Kenneth Bowser‘s There But For Fortune, which opened yesterday in LA, the Valley and Pasadena, tries to change the impression I mentioned earlier, or at least make Ochs’ story seem more layered and textured.
It covers Ochs’ activist-singer period in the manner of several other ’60s docs, which is to say rotely. Too many other films (including Martin Scorsese‘s masterful Bob Dylan: No Direction Home) have delivered similar material. Anyone presenting yet another doc about ’60s culture in 2011 needs to figure some way of doing it differently. I only know that when Bowser’s doc began, I said to myself, “Here we go again.”
Bowser’s doc gathers force when it charts Ochs’ decline, but you’re still left with a residue of a guy whose life became stuck in first gear.
Bowser mentioned some mitigating factors when we spoke a couple of days ago.
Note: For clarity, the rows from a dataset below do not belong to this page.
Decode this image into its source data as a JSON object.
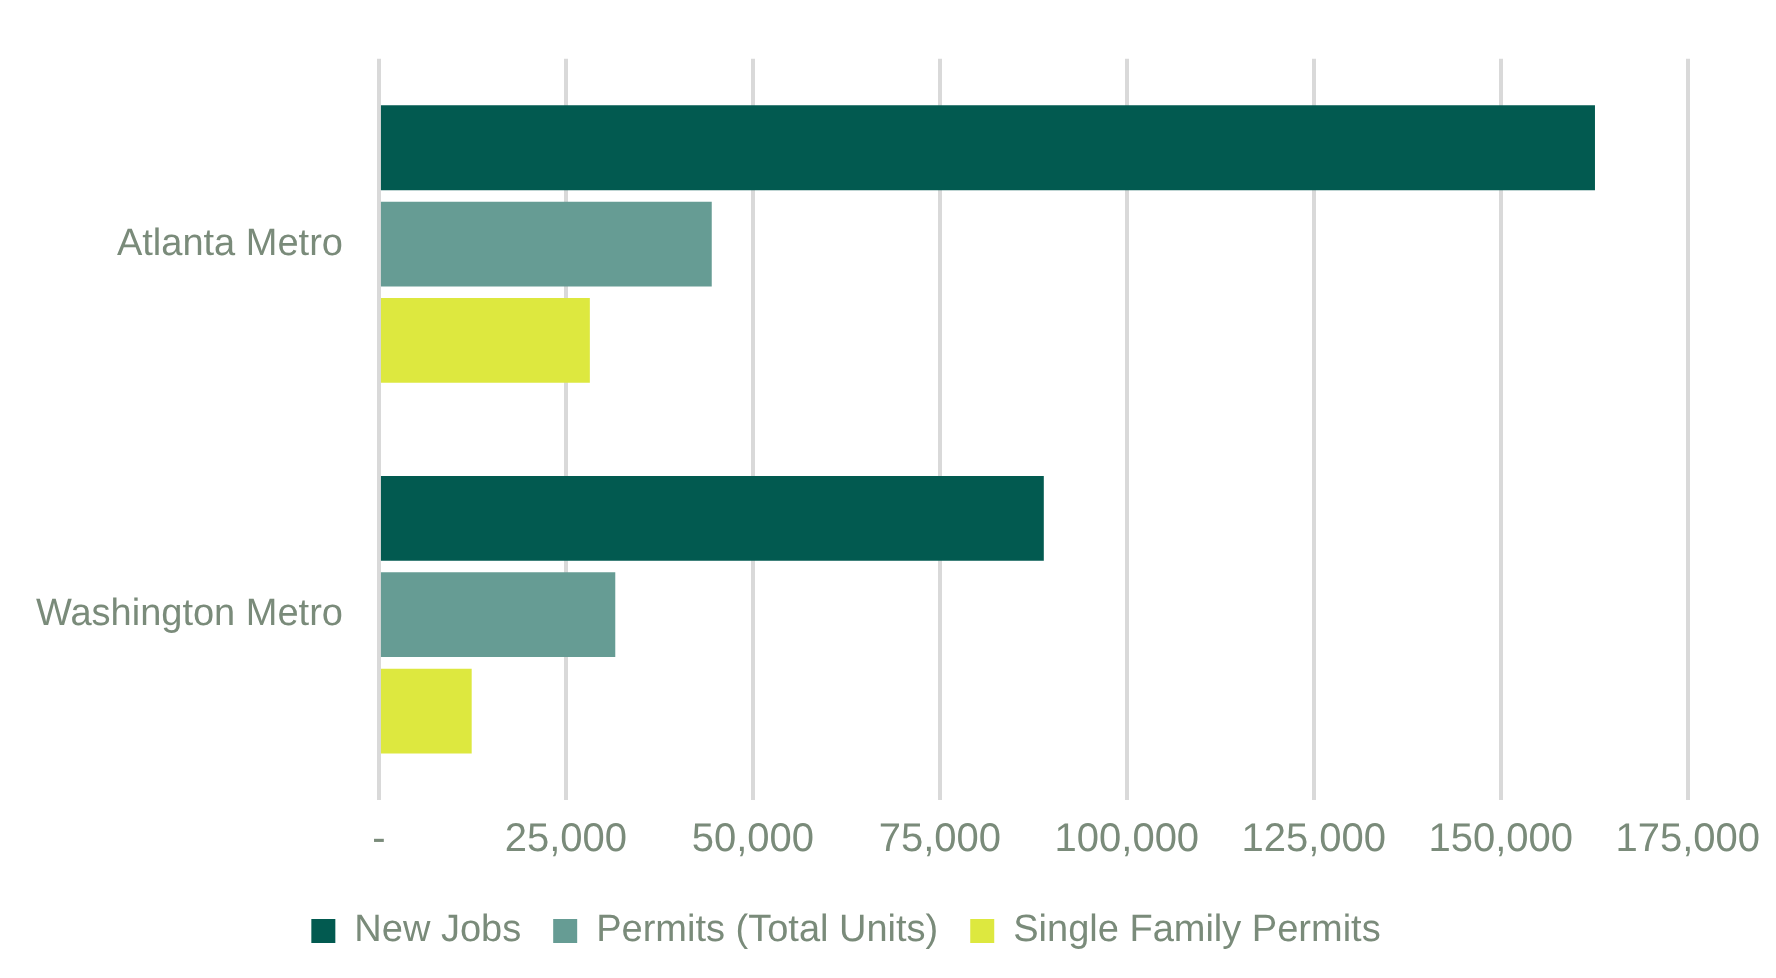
{
  "chart_data": {
    "type": "bar",
    "orientation": "horizontal",
    "categories": [
      "Atlanta Metro",
      "Washington Metro"
    ],
    "series": [
      {
        "name": "New Jobs",
        "color": "#025a50",
        "values": [
          162600,
          88900
        ]
      },
      {
        "name": "Permits (Total Units)",
        "color": "#669c94",
        "values": [
          44500,
          31600
        ]
      },
      {
        "name": "Single Family Permits",
        "color": "#dde83f",
        "values": [
          28200,
          12400
        ]
      }
    ],
    "xlim": [
      0,
      175000
    ],
    "xticks": [
      {
        "value": 0,
        "label": "-"
      },
      {
        "value": 25000,
        "label": "25,000"
      },
      {
        "value": 50000,
        "label": "50,000"
      },
      {
        "value": 75000,
        "label": "75,000"
      },
      {
        "value": 100000,
        "label": "100,000"
      },
      {
        "value": 125000,
        "label": "125,000"
      },
      {
        "value": 150000,
        "label": "150,000"
      },
      {
        "value": 175000,
        "label": "175,000"
      }
    ],
    "grid": "x",
    "legend": "bottom"
  }
}
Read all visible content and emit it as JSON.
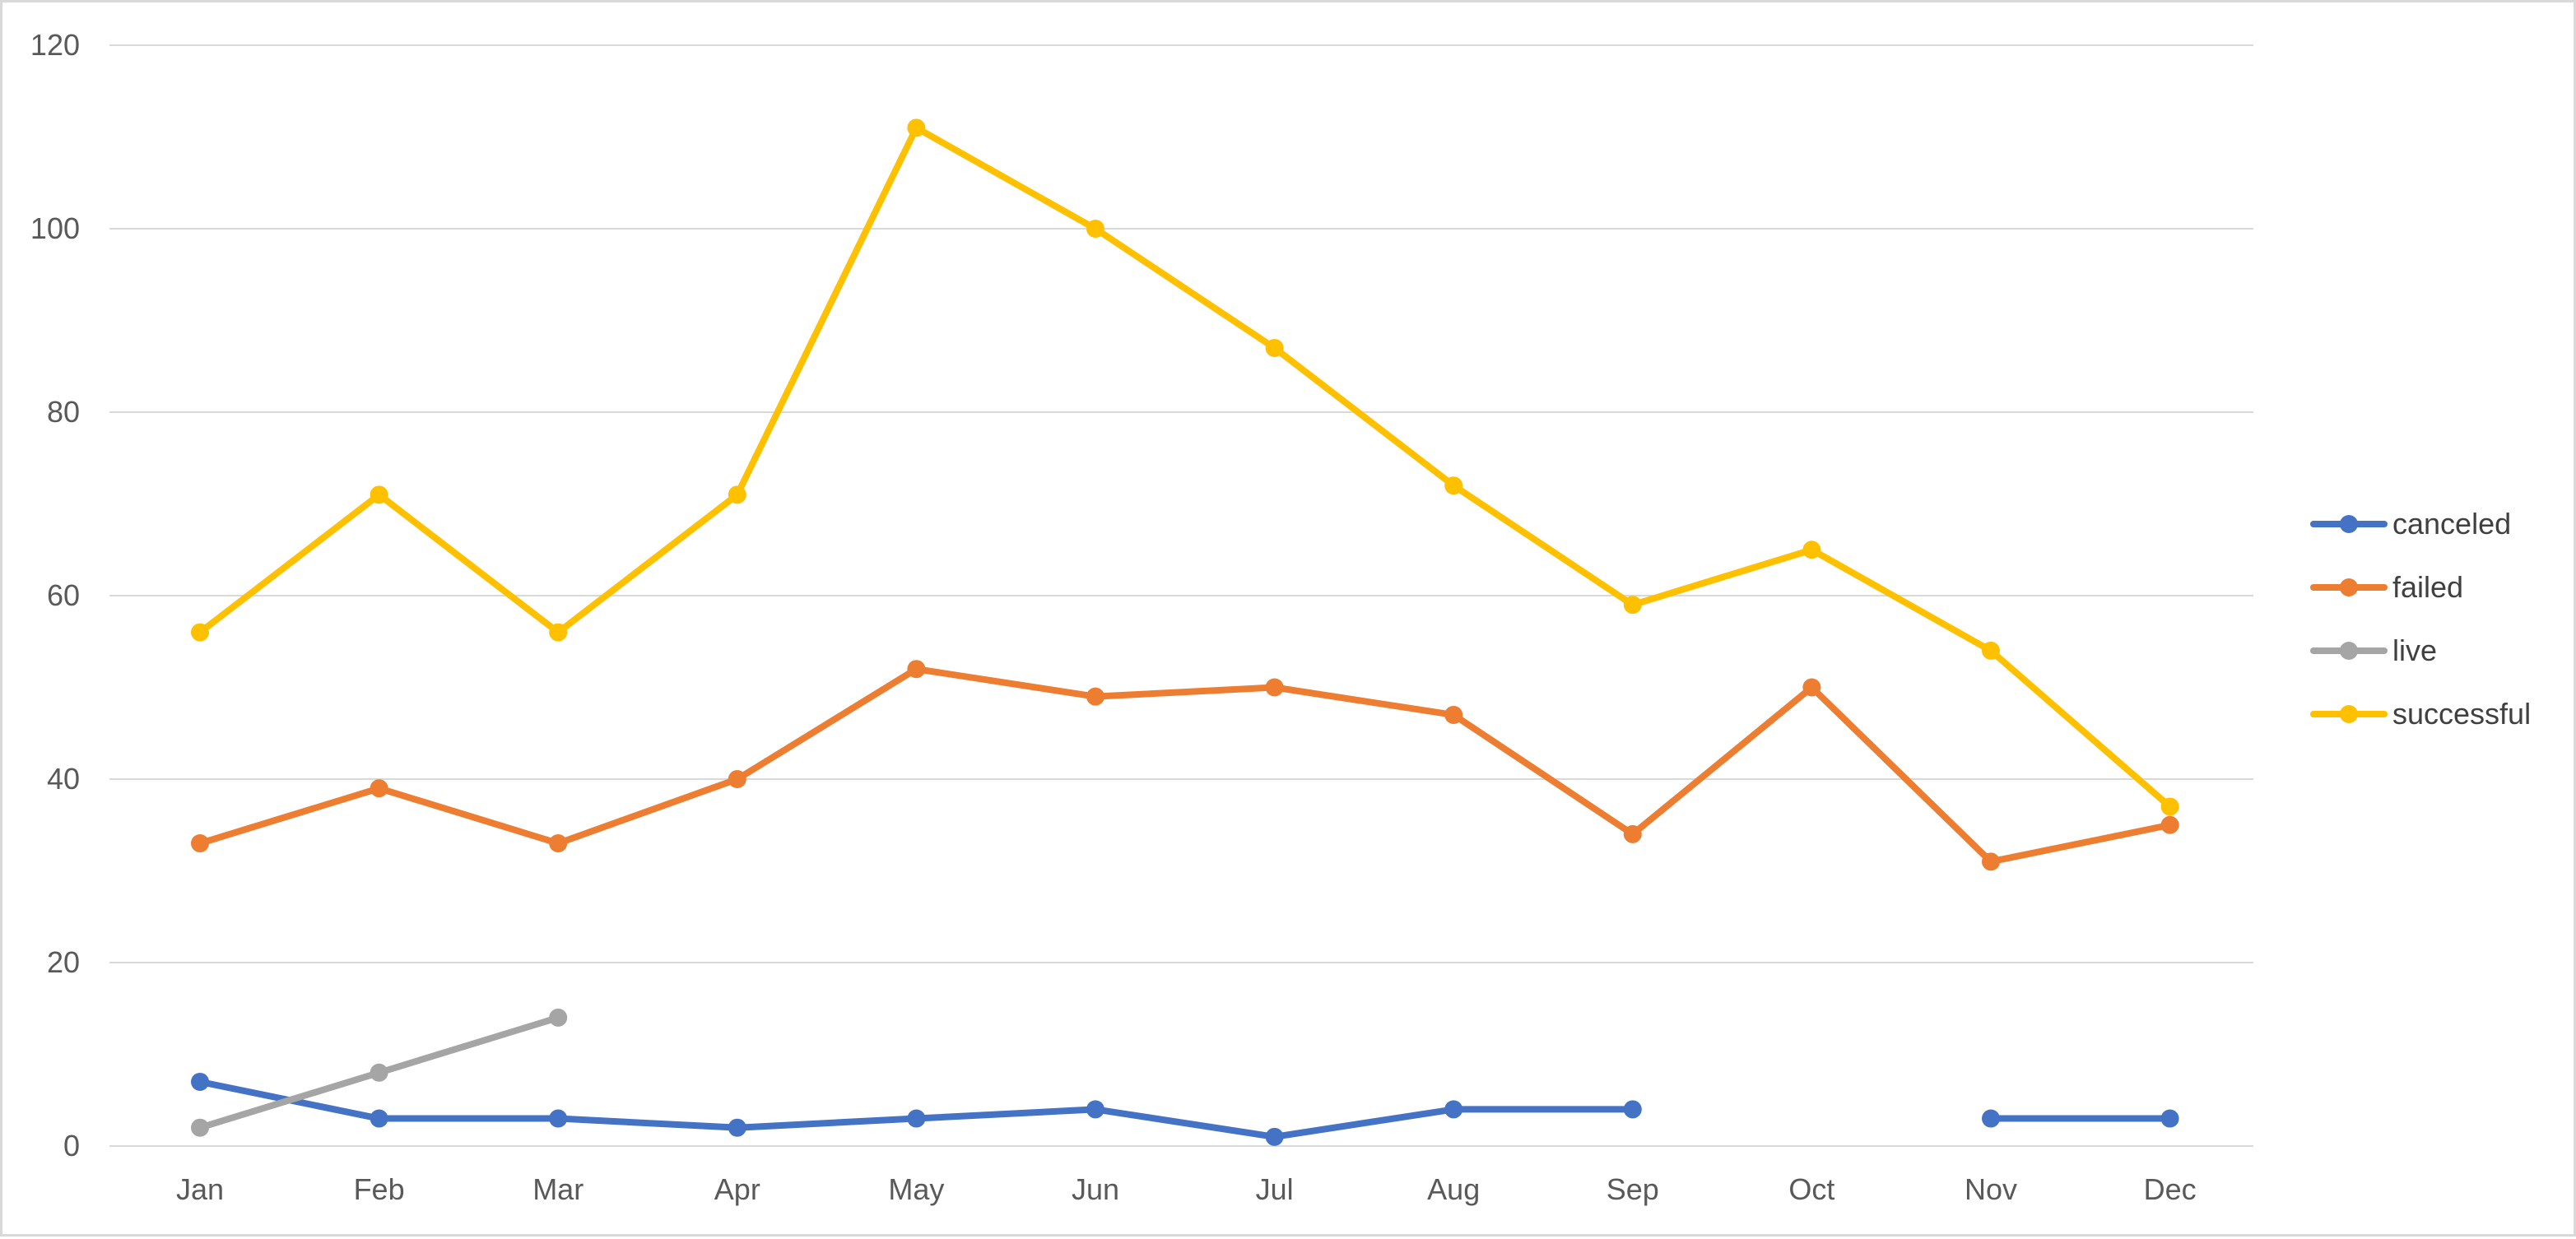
{
  "chart_data": {
    "type": "line",
    "title": "",
    "xlabel": "",
    "ylabel": "",
    "categories": [
      "Jan",
      "Feb",
      "Mar",
      "Apr",
      "May",
      "Jun",
      "Jul",
      "Aug",
      "Sep",
      "Oct",
      "Nov",
      "Dec"
    ],
    "ylim": [
      0,
      120
    ],
    "yticks": [
      "0",
      "20",
      "40",
      "60",
      "80",
      "100",
      "120"
    ],
    "grid": true,
    "legend_position": "right",
    "series": [
      {
        "name": "canceled",
        "color": "#4472c4",
        "values": [
          7,
          3,
          3,
          2,
          3,
          4,
          1,
          4,
          4,
          null,
          3,
          3
        ]
      },
      {
        "name": "failed",
        "color": "#ed7d31",
        "values": [
          33,
          39,
          33,
          40,
          52,
          49,
          50,
          47,
          34,
          50,
          31,
          35
        ]
      },
      {
        "name": "live",
        "color": "#a5a5a5",
        "values": [
          2,
          8,
          14,
          null,
          null,
          null,
          null,
          null,
          null,
          null,
          null,
          null
        ]
      },
      {
        "name": "successful",
        "color": "#ffc000",
        "values": [
          56,
          71,
          56,
          71,
          111,
          100,
          87,
          72,
          59,
          65,
          54,
          37
        ]
      }
    ]
  }
}
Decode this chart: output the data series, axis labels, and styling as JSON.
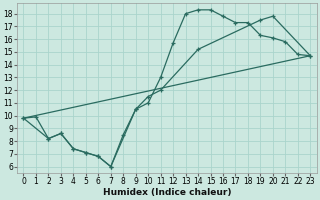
{
  "xlabel": "Humidex (Indice chaleur)",
  "bg_color": "#cce8e0",
  "grid_color": "#aad4cc",
  "line_color": "#2a6b60",
  "xlim": [
    -0.5,
    23.5
  ],
  "ylim": [
    5.5,
    18.8
  ],
  "xticks": [
    0,
    1,
    2,
    3,
    4,
    5,
    6,
    7,
    8,
    9,
    10,
    11,
    12,
    13,
    14,
    15,
    16,
    17,
    18,
    19,
    20,
    21,
    22,
    23
  ],
  "yticks": [
    6,
    7,
    8,
    9,
    10,
    11,
    12,
    13,
    14,
    15,
    16,
    17,
    18
  ],
  "curve1_x": [
    0,
    1,
    2,
    3,
    4,
    5,
    6,
    7,
    8,
    9,
    10,
    11,
    12,
    13,
    14,
    15,
    16,
    17,
    18,
    19,
    20,
    21,
    22,
    23
  ],
  "curve1_y": [
    9.8,
    9.9,
    8.2,
    8.6,
    7.4,
    7.1,
    6.8,
    6.0,
    8.5,
    10.5,
    11.0,
    13.0,
    15.7,
    18.0,
    18.3,
    18.3,
    17.8,
    17.3,
    17.3,
    16.3,
    16.1,
    15.8,
    14.8,
    14.7
  ],
  "curve2_x": [
    0,
    2,
    3,
    4,
    5,
    6,
    7,
    9,
    10,
    11,
    14,
    19,
    20,
    23
  ],
  "curve2_y": [
    9.8,
    8.2,
    8.6,
    7.4,
    7.1,
    6.8,
    6.0,
    10.5,
    11.5,
    12.0,
    15.2,
    17.5,
    17.8,
    14.7
  ],
  "line3_x": [
    0,
    23
  ],
  "line3_y": [
    9.8,
    14.7
  ]
}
From the late ’60s through the early ’70s, Ochs was “riding a wave of manic depression,” he said. “Going in manic and coming out depressed.”
It wasn’t just Ochs’ bipolarism or alcoholism or defeatism that led to his suicide, Bowser said, but also the fact that his audience that “wasn’t willing to accept him outside of the political protest realm.” This despite some interesting musical excursions (performing a Carnegie Hall concert in a glammy gold suit in 1970, getting into African music “ten years before Paul Simon“) and two noteworthy non-protesty albums (“Pleasures of the Harbor” and “Gunfight at Carnegie Hall“).
For me, one of the most telling moments in Bowser’s film comes when Gaslight Cafe manager Sam Hood calls Bob Dylan, whom Ochs deeply admired, a “prick.” The implication is that Ochs, for all his failings and weaknesses, was a nicer guy. Maybe so. But survival and winning and genius aren’t necessarily married to “nice.” I immediately thought that Ochs might have made it through the ’70s and into a longer or happier life if he had a little more Dylan in him, and I don’t just mean his vision or talent.